I need to delete all data that has a specific dimension value (e.g. “id”=“application_01”).

I followed the instructions in your tutorial:

I understood that with Druid you can only delete per segment. Therefore my plan was to run a compaction task using a partitionsSpec for my dimension “id” like:

{
  "type": "compact",
  "dataSource": "my-data-source",
  "tuningConfig": {
    "type": "index_parallel",
    "maxRowsInMemory": 100000,
    "partitionsSpec": {
      "type": "single_dim",
      "targetRowsPerSegment": 250000,
      "partitionDimension": "id",
      "assumeGrouped": true
    }
  }
}

Reference:

This re-partitioned my data but when querying the segmentMetadata with:

{
  "queryType":"segmentMetadata",
  "dataSource": "my-data-source",
  "context":"true",
  "toInclude": { "type": "list", "columns": ["id"]},
  "intervals":["2021-01-01/2021-03-01"]
}

I realised that my segments still contain different values for the dimension “id”.

That means, deleting this segments would also delete data that I don’t want to delete.

Please tell me, is there a partitionsSpec that partitions segments using distinctive values of a dimension or is there in general an easier solution for my problem?

Relates to Apache Druid 0.20.1

I think I am interpreting a solution posed by @Muthu_Lalapet correctly here, but I haven’t tried it myself.

I think It can be done by reindexing the data and using filters in transform spec. Please see the below links for more details

Ingestion · Apache Druid - Please see the filter section

1 Like

Hi Rachel, thank you very much for your reply. I think your suggested solution should work for me. Unfortunately I ran into another issue.

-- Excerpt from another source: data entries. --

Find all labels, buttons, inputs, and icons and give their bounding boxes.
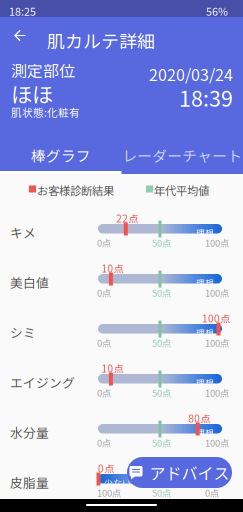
staticText: 2020/03/24 [149, 62, 233, 86]
staticText: 80点 [188, 411, 210, 426]
staticText: 理想 [196, 276, 214, 289]
staticText: 少ない [104, 476, 131, 489]
staticText: シミ [10, 323, 36, 341]
staticText: 0点 [205, 486, 219, 500]
staticText: 10点 [101, 361, 123, 376]
button[interactable]: Back [14, 30, 26, 42]
staticText: 50点 [152, 336, 171, 350]
button[interactable]: アドバイス [127, 457, 232, 488]
staticText: 測定部位 [11, 58, 75, 82]
staticText: 100点 [205, 236, 229, 250]
staticText: 10点 [101, 261, 123, 276]
staticText: 100点 [205, 336, 229, 350]
staticText: 18:25 [9, 4, 36, 19]
staticText: 100点 [202, 311, 230, 326]
staticText: 美白値 [10, 273, 49, 291]
staticText: 水分量 [10, 423, 49, 441]
button[interactable]: 棒グラフ [0, 138, 122, 172]
staticText: 100点 [205, 386, 229, 400]
staticText: 100点 [97, 486, 121, 500]
staticText: 肌状態:化粧有 [11, 104, 80, 120]
staticText: 50点 [152, 286, 171, 300]
staticText: 理想 [196, 226, 214, 239]
staticText: 0点 [97, 386, 111, 400]
staticText: 理想 [196, 326, 214, 339]
staticText: 棒グラフ [31, 144, 91, 166]
staticText: キメ [10, 223, 36, 241]
staticText: 0点 [97, 436, 111, 450]
staticText: 22点 [116, 211, 138, 226]
staticText: 100点 [205, 286, 229, 300]
staticText: エイジング [10, 373, 75, 391]
staticText: 年代平均値 [154, 182, 209, 198]
staticText: 理想 [196, 426, 214, 439]
staticText: 50点 [152, 386, 171, 400]
staticText: 0点 [98, 461, 114, 476]
staticText: 理想 [196, 376, 214, 389]
staticText: 0点 [97, 336, 111, 350]
staticText: レーダーチャート [122, 144, 242, 166]
staticText: 0点 [97, 286, 111, 300]
staticText: 0点 [97, 236, 111, 250]
staticText: アドバイス [150, 461, 230, 484]
staticText: 50点 [152, 486, 171, 500]
staticText: 50点 [152, 236, 171, 250]
staticText: 皮脂量 [10, 473, 49, 491]
staticText: お客様診断結果 [37, 182, 114, 198]
staticText: ほほ [11, 78, 53, 109]
staticText: 56% [206, 4, 228, 19]
staticText: 肌カルテ詳細 [47, 27, 155, 53]
button[interactable]: レーダーチャート [122, 138, 243, 172]
staticText: 18:39 [179, 82, 233, 113]
staticText: 100点 [205, 436, 229, 450]
staticText: 50点 [152, 436, 171, 450]
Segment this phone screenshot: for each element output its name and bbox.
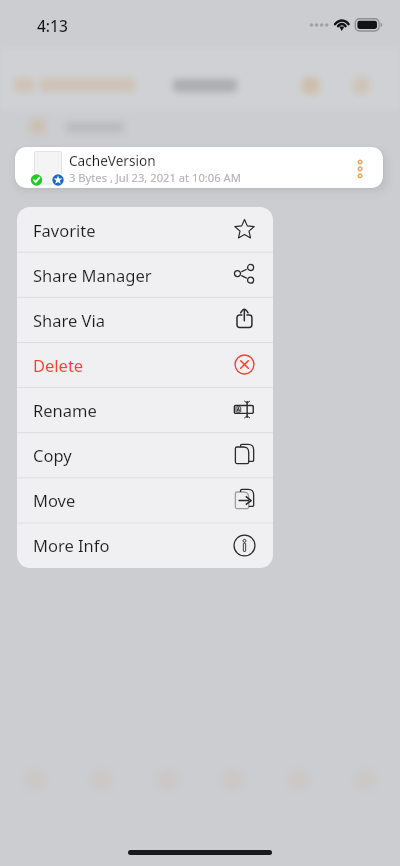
button[interactable]: More Info <box>17 522 273 568</box>
button[interactable]: Favorite <box>17 207 273 252</box>
staticText: 3 Bytes , Jul 23, 2021 at 10:06 AM <box>69 170 241 185</box>
staticText: CacheVersion <box>69 151 156 170</box>
staticText: Rename <box>33 399 233 421</box>
staticText: Move <box>33 489 233 511</box>
button[interactable]: Delete <box>17 342 273 387</box>
button[interactable]: Rename <box>17 387 273 432</box>
staticText: 4:13 <box>37 15 68 36</box>
button[interactable]: Copy <box>17 432 273 477</box>
staticText: Delete <box>33 354 233 376</box>
staticText: Copy <box>33 444 233 466</box>
staticText: Share Via <box>33 309 233 331</box>
staticText: Share Manager <box>33 264 233 286</box>
button[interactable]: Move <box>17 477 273 522</box>
button[interactable]: CacheVersion <box>15 147 383 188</box>
button[interactable]: Share Manager <box>17 252 273 297</box>
staticText: Favorite <box>33 219 233 241</box>
button[interactable]: Share Via <box>17 297 273 342</box>
staticText: More Info <box>33 534 233 556</box>
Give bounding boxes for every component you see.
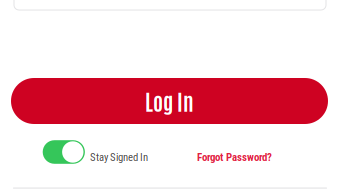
button[interactable]: Log In	[11, 78, 328, 124]
staticText: Stay Signed In	[90, 151, 148, 164]
button[interactable]: Forgot Password?	[197, 139, 275, 165]
staticText: Log In	[145, 87, 194, 115]
staticText: Forgot Password?	[197, 151, 272, 164]
button[interactable]: Stay Signed In	[42, 139, 148, 165]
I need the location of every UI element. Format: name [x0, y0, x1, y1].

I created a reindexing spec using a “not” filter:

{
  "type": "index_parallel",
  "spec": {
    "ioConfig": {
      "type": "index_parallel",
      "inputSource": {
        "type": "druid",
        "interval": "1970-01-01/2020-02-01",
        "dataSource": "my-data-source"
      }
    },
    "tuningConfig": {
      "type": "index_parallel",
      "partitionsSpec": {
        "type": "dynamic"
      },
      "maxRowsInMemory": 100000
    },
    "dataSchema": {
      "dataSource": "my-data-source",
      "granularitySpec": {
        "type": "uniform",
        "queryGranularity": "HOUR"
      },
      "timestampSpec": {
        "column": "!!!_no_such_column_!!!",
        "missingValue": "1970-01-01T00:00:00Z"
      },
      "dimensionsSpec": {},
      "transformSpec": {
        "filter": {
          "type": "not",
          "field": {
            "type": "selector",
            "value": "application_01",
            "dimension": "id"
          }
        }
      }
    }
  }
}

It runs successful but throws a lot of warnings like:

WARN [task-runner-0-priority-0] org.apache.druid.indexing.input.DruidSegmentInputEntity - Could not clean temporary segment file: var/druid/task/index_parallel_my-data-source_maihjbio_2021-05-11T12:36:55.343Z/work/indexing-tmp/my-data-source/2020-01-28T00:00:00.000Z_2020-01-29T00:00:00.000Z/2020-01-28T15:41:40.130Z/1

It should filter/delete 452482 rows but the count keeps the same.
One line in the logs also suggests that:

INFO [task-runner-0-priority-0] org.apache.druid.indexing.common.task.IndexTask - Processed[0] events, unparseable[0], thrownAway[452,482].

Do you have any idea why the filtered data is not dropped/deleted?

Please see the full log here:
https://drive.google.com/file/d/1H6bDZmbK3QqUWX2a5vmtmclpv_meJ6uE/view

I guess the INFO task is saying that the right number were thrownAway, but none were processed. Is that what you are seeing when you query the data? Sorry, just trying to get my head around the issue here.

Yes, when I’m querying the data with:

SELECT
  id, COUNT(*) AS "Count"
FROM "my-data-source"
WHERE id = 'application_01' AND __time <= TIMESTAMP '2020-02-01 00:00:00'
GROUP BY 1
ORDER BY 2 DESC

I get a count of 452482 (before and after reindexing). The task is not able to process/filter/drop the data and I don’t understand why.

If I can provide any further information to help figure out what the problem is, I’ll be happy to provide it. Thank very much you so far.